Some 264 housing and golf developments have been singled out in the probe.
The Spanish Government now has two months to explain how each project was passed without permission for water.
Heavy punishments could be meted out if it is discovered that licenses were given out illegally.
EU Environment boss Stavros Dimas has asked for full details of all the developments. He wants to clarify why thousands of homes are being built – or land is being prepared – despite receiving negative reports regarding the availability of water.
Of special concern to Brussels are 129 residential developments in Valencia, 121 in Murcia, six in Castilla-La Mancha and eight in Andalucía.
These include golf projects in Ardales, Colmenar and Ugijar in Granada, as well as the controversial Los Merinos scheme in Ronda.
The double golf course scheme with 800 houses and three luxury hotels on protected once-virgin land has been underway for over a year despite having no permission for water and being ordered to stop by the Junta.
Despite developers being told that the scheme would damage the aquifer to four villages, thousands of ancient oak trees have been transplanted in order to carve out the infrastructure.
First reported by the Olive Press in 2006, it was described last month on national TV channel La Sexta as one of the “most barbaric crimes against the Spanish environment of all time”.
The Cuenca Meditteranea water board has denied its application for 595,000 cubic metres of water a year.
In Ardales a number of schemes criticised by the Green Party would see the town grow by nearly 500 per cent from the existing 2,500 residents to 13,500 residents.
The Water board has turned down projects, that include two golf courses and some 3,850 new homes.
Each was passed by the mayor and boss of Malaga province Salvador Pendon.
The EU believes that all of the 264 projects are breaking European water directives.
The probe was launched after an official complaint by Spain’s Green Party.

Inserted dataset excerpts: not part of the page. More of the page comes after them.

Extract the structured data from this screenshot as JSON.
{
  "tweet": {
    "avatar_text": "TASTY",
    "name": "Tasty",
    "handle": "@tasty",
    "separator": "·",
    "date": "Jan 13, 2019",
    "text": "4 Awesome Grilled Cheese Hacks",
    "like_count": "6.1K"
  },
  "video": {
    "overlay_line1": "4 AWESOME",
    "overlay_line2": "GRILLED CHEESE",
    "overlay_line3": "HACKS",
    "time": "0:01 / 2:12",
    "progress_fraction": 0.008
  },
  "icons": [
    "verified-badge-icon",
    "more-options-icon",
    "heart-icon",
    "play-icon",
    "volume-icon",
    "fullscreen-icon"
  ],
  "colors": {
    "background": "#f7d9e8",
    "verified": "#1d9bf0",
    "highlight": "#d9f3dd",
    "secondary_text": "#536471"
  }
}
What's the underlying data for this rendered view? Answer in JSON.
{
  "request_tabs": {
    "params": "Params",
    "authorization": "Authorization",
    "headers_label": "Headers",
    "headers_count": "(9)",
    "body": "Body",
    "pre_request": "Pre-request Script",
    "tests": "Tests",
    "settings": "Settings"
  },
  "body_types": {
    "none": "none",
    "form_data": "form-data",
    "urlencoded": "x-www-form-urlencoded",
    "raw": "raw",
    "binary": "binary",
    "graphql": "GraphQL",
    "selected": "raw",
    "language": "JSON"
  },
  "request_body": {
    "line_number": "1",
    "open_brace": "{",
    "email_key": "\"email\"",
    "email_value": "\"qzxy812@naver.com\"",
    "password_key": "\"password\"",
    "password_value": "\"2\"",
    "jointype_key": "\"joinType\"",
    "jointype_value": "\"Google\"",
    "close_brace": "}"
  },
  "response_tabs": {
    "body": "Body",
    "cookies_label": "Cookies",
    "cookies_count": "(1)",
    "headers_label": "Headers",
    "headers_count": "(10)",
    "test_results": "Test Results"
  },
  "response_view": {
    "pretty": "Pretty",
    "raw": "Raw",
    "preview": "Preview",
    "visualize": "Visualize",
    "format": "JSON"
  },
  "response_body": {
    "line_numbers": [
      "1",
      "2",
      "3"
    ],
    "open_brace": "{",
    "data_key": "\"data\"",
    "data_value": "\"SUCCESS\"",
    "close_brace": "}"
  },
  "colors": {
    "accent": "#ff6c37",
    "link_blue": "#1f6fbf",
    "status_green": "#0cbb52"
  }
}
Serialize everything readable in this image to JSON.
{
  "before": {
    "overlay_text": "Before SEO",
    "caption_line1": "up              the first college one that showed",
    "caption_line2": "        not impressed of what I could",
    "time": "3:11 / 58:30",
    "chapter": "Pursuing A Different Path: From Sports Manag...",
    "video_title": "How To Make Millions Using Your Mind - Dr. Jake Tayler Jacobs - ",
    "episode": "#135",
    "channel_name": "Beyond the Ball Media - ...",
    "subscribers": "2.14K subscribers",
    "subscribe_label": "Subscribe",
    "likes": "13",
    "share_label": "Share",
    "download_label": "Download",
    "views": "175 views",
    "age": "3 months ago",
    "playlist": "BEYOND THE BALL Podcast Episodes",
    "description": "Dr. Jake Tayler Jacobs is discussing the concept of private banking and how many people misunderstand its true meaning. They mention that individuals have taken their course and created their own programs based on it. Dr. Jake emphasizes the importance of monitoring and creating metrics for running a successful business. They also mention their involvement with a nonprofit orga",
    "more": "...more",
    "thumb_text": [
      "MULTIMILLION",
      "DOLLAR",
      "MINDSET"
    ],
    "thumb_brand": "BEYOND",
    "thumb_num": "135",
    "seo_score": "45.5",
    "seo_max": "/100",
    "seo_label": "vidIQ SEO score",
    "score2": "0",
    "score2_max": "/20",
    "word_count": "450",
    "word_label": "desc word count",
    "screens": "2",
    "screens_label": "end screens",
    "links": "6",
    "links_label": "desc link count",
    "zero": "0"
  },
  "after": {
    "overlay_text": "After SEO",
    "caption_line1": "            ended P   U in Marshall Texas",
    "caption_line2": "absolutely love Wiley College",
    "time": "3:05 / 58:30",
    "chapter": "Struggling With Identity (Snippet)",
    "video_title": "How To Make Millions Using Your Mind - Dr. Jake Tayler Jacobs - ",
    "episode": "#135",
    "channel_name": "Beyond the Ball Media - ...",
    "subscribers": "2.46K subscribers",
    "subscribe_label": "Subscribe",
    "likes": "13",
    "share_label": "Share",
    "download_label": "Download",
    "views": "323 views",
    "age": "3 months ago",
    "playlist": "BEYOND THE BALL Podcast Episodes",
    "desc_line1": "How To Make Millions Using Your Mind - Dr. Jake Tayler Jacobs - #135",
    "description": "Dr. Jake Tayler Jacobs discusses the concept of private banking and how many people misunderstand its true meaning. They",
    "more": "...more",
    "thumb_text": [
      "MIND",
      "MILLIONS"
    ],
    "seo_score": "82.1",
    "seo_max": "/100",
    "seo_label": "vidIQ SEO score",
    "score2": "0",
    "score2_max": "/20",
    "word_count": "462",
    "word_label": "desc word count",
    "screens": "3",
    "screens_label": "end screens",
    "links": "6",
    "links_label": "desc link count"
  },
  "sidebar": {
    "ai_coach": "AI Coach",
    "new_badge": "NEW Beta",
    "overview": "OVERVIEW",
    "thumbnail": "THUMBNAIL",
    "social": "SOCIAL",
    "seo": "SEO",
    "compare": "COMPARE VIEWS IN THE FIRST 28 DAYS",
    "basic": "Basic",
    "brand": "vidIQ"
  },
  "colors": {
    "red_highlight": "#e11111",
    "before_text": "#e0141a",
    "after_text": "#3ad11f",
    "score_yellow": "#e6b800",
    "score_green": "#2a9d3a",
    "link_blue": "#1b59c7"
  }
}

Legislation is to come into force next year prohibiting any construction that places an unnecessary burden on water supplies.
“Spain’s housing boom is incompatible with the sustainable development that Brussels demands,” said Spanish Green Party MEP David Hammerstein, who issued the complaint.
“Next year Spain, like the rest of the member states of the EU, will have to present a plan for each hydrographic basin that guarantees the sustainability of water resources,” he added.